Todavía no hemos caído en la cuenta de que el bazar chino, el "Todo a cien", el supermercado oriental, es uno de los grandes símbolos de nuestro tiempo, lo cual da una idea de en qué tiempos estamos. Como otros grandes inventos, como la novela negra o la energía atómica, el bazar chino tiene sus ventajas y sus inconvenientes, aunque lo de las ventajas e inconvenientes es algo que conviene ir estudiando despacio. Por ejemplo, cuando Dashiel Hammett se sacó de la manga la novela negra, cambiando la lupa y la pipa de Sherlock Holmes por la pistola y los cigarrillos de Sam Spade, no era consciente de que estaba inventando el género literario más formidable y proteico del pasado siglo. Tampoco podía sospechar cuánto iba a acabar degenerando el invento.
En cierto modo, el bazar chino tiene algo de novela negra aplicada al comercio: un detective que busca desentrañar un misterio internándose en un insondable laberinto que es capaz de contener prácticamente cualquier cosa. Hoy día, por las calles ya casi no se ven droguerías, papelerías, tiendas de menaje o de electrodomésticos, del mismo modo que en las librerías ya casi no se venden más que novelas negras. El otro día estaba ojeando un libro de antropología sobre los primeros fósiles encontrados en Sudáfrica y el texto de la contraportada relataba el descubrimiento con un tono de intriga calcado al de una investigación policíaca. Sin embargo, en el bazar chino se limitan a vender libretas y cuadernos porque saben muy bien que los libros son un producto ruinoso.
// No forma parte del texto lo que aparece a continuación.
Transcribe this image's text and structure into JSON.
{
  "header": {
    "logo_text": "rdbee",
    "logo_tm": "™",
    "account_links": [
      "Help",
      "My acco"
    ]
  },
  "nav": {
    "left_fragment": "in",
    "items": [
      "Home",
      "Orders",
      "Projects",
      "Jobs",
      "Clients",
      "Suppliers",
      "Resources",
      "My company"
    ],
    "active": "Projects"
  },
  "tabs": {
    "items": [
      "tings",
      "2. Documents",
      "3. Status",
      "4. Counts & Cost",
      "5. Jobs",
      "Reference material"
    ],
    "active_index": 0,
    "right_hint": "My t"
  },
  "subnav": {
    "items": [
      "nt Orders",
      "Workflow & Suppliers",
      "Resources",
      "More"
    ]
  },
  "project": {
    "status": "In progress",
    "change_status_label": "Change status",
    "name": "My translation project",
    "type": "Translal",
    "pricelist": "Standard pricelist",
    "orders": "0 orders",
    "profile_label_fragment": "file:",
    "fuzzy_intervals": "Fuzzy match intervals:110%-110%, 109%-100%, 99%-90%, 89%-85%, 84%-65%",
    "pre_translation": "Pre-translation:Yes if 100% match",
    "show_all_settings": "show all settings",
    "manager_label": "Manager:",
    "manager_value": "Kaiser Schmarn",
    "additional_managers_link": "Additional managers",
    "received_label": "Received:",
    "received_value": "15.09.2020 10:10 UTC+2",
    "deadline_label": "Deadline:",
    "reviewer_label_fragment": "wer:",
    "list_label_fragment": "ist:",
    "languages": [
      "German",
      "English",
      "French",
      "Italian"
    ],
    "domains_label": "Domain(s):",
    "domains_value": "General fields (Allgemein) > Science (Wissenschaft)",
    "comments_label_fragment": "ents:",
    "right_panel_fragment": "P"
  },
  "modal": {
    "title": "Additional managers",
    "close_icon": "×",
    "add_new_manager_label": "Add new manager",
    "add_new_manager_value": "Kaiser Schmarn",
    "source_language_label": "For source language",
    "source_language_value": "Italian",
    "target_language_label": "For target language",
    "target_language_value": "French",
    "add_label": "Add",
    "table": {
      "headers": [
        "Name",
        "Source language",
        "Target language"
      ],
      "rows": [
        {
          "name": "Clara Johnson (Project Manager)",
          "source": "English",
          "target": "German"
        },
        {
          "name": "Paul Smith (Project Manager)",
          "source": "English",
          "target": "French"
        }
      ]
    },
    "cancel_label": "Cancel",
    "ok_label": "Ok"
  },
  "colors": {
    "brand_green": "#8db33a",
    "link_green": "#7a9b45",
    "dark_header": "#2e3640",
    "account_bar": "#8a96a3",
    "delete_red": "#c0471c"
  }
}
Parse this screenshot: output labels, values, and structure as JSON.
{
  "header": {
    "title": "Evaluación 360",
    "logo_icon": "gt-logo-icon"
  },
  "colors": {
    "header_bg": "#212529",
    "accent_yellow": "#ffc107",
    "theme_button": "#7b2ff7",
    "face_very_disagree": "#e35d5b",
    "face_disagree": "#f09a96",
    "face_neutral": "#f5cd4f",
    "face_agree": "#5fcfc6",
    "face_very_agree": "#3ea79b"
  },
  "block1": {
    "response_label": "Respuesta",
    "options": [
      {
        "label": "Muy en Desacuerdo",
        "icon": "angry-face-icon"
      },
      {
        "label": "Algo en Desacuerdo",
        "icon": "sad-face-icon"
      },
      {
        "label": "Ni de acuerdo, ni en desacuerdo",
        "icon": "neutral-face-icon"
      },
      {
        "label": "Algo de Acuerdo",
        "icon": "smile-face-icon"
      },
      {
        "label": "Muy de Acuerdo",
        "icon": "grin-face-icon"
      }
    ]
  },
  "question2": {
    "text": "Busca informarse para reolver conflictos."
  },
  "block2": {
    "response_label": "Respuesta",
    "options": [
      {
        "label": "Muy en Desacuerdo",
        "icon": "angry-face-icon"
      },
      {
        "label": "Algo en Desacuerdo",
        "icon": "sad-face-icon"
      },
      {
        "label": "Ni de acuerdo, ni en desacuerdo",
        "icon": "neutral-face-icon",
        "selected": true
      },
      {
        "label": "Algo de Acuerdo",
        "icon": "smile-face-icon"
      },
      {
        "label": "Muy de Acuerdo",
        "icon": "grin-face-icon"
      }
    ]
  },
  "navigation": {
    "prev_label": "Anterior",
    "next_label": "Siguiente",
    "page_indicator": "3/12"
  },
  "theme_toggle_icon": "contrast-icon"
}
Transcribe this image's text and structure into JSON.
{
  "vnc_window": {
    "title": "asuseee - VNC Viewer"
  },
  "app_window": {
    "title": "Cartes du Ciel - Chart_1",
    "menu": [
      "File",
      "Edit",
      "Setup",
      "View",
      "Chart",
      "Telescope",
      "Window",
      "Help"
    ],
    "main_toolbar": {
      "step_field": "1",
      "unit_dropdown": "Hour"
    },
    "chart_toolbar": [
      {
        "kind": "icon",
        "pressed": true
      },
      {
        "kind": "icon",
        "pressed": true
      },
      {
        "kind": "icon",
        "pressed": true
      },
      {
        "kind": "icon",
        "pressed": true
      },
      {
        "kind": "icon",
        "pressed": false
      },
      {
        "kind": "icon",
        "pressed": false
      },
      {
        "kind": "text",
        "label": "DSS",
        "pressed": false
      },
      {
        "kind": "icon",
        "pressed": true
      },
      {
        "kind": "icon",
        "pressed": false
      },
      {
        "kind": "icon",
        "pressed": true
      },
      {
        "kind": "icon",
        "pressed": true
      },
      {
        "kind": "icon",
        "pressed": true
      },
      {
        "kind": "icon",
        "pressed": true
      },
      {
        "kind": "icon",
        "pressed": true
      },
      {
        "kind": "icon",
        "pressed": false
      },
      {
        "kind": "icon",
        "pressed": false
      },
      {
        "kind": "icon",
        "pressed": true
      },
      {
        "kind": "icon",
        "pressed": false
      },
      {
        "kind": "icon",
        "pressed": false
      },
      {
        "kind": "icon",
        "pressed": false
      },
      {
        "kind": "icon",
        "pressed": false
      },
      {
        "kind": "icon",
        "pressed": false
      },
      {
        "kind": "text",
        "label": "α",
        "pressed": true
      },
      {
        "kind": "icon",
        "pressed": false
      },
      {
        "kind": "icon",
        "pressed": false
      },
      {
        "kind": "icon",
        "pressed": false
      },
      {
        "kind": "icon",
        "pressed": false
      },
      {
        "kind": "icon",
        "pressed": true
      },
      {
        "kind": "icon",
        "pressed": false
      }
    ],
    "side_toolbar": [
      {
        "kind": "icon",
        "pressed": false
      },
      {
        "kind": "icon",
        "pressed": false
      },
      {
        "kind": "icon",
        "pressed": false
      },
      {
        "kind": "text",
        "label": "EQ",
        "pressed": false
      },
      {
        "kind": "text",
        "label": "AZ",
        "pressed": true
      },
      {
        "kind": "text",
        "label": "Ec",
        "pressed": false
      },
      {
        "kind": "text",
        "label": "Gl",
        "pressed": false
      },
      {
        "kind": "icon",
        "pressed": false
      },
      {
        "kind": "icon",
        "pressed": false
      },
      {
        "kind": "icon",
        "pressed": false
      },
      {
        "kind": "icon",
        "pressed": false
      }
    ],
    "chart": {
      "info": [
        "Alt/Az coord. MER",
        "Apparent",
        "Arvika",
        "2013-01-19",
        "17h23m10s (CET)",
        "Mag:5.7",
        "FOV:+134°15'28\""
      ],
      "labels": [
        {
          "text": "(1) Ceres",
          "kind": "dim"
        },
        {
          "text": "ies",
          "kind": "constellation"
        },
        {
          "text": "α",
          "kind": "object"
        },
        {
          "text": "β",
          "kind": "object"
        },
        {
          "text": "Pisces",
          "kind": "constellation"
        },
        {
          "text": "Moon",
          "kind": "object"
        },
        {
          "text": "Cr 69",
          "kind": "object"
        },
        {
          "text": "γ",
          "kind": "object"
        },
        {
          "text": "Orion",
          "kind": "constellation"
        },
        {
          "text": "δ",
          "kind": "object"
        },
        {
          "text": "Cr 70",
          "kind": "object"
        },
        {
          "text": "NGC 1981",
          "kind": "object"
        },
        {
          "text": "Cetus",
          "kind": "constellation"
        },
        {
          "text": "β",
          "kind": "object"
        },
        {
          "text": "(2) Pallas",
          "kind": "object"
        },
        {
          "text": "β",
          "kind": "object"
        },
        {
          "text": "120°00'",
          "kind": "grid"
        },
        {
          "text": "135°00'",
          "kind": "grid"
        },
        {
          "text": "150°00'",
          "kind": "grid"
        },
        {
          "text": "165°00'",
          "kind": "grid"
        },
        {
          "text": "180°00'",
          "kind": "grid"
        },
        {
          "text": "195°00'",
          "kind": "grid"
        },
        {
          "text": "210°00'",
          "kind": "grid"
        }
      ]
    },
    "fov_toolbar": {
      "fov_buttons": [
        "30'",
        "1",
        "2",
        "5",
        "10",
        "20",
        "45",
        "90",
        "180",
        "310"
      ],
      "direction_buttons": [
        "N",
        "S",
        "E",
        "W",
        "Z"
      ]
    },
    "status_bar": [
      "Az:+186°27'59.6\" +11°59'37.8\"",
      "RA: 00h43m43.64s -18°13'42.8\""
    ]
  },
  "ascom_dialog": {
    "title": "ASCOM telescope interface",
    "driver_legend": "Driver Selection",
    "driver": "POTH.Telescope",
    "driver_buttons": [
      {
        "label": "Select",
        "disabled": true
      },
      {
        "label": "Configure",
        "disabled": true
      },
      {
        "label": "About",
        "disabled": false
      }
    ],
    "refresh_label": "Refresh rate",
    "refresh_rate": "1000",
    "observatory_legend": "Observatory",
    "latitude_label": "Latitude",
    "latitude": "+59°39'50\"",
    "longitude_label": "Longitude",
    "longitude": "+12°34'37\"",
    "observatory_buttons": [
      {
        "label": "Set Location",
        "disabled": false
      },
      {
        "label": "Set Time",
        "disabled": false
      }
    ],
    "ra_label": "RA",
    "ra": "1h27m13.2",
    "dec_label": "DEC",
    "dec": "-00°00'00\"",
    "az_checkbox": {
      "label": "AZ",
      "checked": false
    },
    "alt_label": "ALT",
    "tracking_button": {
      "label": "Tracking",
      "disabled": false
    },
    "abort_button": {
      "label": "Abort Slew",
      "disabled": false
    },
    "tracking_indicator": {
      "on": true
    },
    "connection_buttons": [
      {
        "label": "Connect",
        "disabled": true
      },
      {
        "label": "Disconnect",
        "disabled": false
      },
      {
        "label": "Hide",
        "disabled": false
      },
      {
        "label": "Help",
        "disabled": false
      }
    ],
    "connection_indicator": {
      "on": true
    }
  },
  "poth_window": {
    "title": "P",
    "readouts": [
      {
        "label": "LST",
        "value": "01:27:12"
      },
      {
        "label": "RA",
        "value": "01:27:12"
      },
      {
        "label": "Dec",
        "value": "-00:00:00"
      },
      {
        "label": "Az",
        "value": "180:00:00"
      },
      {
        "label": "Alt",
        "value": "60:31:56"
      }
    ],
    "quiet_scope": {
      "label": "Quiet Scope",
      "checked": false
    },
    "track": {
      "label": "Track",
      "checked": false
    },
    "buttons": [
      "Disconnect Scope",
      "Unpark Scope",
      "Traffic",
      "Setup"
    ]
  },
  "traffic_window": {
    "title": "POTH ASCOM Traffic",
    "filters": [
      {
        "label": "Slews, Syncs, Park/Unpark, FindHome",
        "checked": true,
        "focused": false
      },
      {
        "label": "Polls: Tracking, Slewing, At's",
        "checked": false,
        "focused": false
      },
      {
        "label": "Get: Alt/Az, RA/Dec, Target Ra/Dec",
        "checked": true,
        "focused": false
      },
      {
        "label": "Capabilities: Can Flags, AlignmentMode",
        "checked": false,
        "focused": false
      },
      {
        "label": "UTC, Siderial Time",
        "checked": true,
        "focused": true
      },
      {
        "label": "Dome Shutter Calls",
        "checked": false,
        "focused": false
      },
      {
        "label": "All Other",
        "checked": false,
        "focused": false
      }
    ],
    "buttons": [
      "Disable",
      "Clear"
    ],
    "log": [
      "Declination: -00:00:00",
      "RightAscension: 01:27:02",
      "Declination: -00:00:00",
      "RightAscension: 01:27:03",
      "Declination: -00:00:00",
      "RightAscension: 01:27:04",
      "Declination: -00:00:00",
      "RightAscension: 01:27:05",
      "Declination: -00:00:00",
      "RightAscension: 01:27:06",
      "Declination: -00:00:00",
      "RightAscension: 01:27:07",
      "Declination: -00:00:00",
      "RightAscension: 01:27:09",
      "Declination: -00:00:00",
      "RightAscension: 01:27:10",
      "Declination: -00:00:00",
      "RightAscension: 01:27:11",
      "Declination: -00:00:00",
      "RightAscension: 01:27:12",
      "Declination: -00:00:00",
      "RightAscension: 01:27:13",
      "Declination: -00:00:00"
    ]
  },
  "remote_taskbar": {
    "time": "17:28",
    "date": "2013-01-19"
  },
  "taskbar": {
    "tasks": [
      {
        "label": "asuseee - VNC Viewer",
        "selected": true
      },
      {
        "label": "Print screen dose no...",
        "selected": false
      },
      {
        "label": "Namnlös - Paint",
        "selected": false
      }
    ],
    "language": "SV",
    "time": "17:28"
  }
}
En mi barrio, la moda del bazar chino ha arrasado paso a paso con casi todos los negocios locales como una bomba de neutrones al revés: la explosión de un artefacto atómico expandiéndose a cámara lenta. Ha sido un desastre ecológico a escala vecinal, de la misma manera que la introducción del conejo en Australia terminó acorralando a los herbívoros nativos. En una esquina, cerca de mi casa, había una tienda de iluminación donde solía comprar bombillas o lámparas, pero al abrir un bazar chino en mitad de la calle, el hombre tuvo que echar el cierre. De momento, uno de los pocos establecimientos que resisten es una joyería, aunque espera que cualquier día el chino no se ponga a vender Rolex de cartón y diamantes a cinco euros.
Más allá de sus turbias conexiones económicas, sospecho que una de las razones del éxito del bazar chino es que se trata de un Aleph de ocasión, una tienda de saldo que aspira a contener todas las otras tiendas posibles e imposibles, como si fuese un modelo a escala del cosmos. Recuerdo una tarde en que mi amiga Lucía y yo entramos en un bazar chino virtualmente interminable y nos pasamos varias horas arriba y abajo, alucinando con las estanterías de regalos, observando jarrones horrorosos, gatos saludando, pelucas de colores y otros objetos que parecían salidos de una pesadilla de las Kardashian. Creo que, si llegamos a estar diez minutos más recorriendo túneles, lo mismo salimos por un aparcamiento en Hong Kong montados en un triciclo.
En un bazar chino es difícil encontrar algo que cueste más de veinte o treinta euros, aunque puedes tener la seguridad de que tampoco durará mucho tiempo. Esa es, precisamente, otra de las razones por las que han triunfado: haber conectado con la sensibilidad de una época en la que nada puede resistir más de dos meses, excepto una flor de plástico. El palo de las fregonas se parte a la tercera pasada y los bolígrafos mueren antes de que se acabe la tinta. Si la canción del verano ya no aguanta ni cinco días y los idilios se marchitan en la primera cita, no hay duda de que el futuro está escrito en ideogramas. Antes de convertirse en Fu Manchú, Elon Musk ya tenía nombre y cara de chino.
Los chinos lo hacen todo a lo bestia, sin reparar en gastos, ya sea la Gran Muralla, los Guerreros de Terracota, el genocidio uigur, una gripe de exportación o el número de habitantes. Han logrado una síntesis dialéctica entre lo peor del comunismo y lo peor del capitalismo hasta el punto de que el Bund de Sanghai hace que Nueva York parezca Marbella. Por lo visto, están comprando África por parcelas y llenándola con sus excedentes de población, lo cual resulta un neocolonialismo de lo más civilizado comparado con el infierno que occidente sigue criando en el Congo. Borges, que por algo estaba medio ciego, se imaginaba el universo en forma de biblioteca, pero más bien tiene pinta de bazar chino.